Now, complete the table by dividing the length of each diagonal by the length of the side.  Do you think the ratio will be the same for any square?  Write your answer below.

Part B

Before people had sophisticated measure instruments, distances had to be approximated.  Distances across a river or a canyon could be particularly troublesome.  Even so, precise measurements were often desired.  How would you judge the amount of rope needed to construct a bridge made of rope and wood that needed to be built over a rushing river if you didn't have any sophisticated tools?  You will soon find out.

Refer to the Reference Sheet.
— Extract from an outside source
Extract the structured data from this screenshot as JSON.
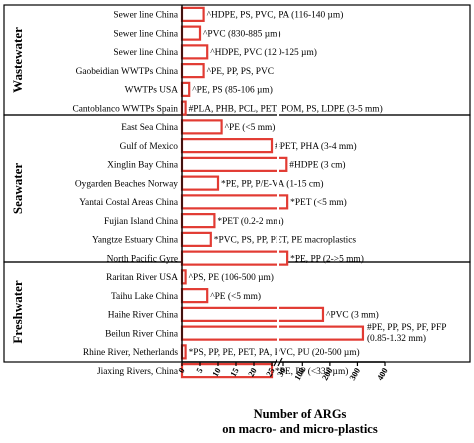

Let's say that the picture represents the place where a bridge is to be built.  You have noticed two prominent landmarks—a tree and a rock—and have marked two spots directly across the river from them.  Next you measured the distance between the two marked spots and found that they were 300 feet apart.

To make the picture as realistic as possible, you first drew the river with the tree and the Marked Spot A.  You located the rock in your picture at 28 degrees, the same angle that the rock is located from Marked Spot A.  Finally, you completed with picture as shown.

The two marked spots and the rock form a triangle.  Draw the triangle on the picture.  The triangle on the page is similar to a triangle formed by the actual tree and the two marked spots.  Your two triangles are similar, which means that the ratio of corresponding sides will be the same number.  You decide to measure the distances on the picture and use that ratio to find the same ratio that works with a side of 300 feet.

Use your ruler to measure to the nearest 1/8 inch (rounding up for mid-distances):  the distance from A to B (scaled-distance #1),  and from B to the closest edge of the rock (scaled-distance #2).  Next, divide scaled-distance #1 by scaled-distance #2 to get the ratio of length 1 to length 2.  Decide how you can use this information to find the approximate real-life distance across the river.

1. distance from A to B is  inches (scaled-distance #1)

2. distance from B to the rock is  inches (scaled-distance #2)

3. ratio of scaled-distance #2 to scaled-distance #1

4. actual distance across the river is feet

Summary Questions

1. If your speedometer needle is pointing to 55, what ratio is indicated?  What kind of ratio is it (same units or different units)?  How would you state this ratio formally?  How would you write it?

2. Most car speedometers have both English (miles per hour) and metric (kilometers per hour) units.  How could you make a table to show the ratio of miles per hour to kilometers per hour?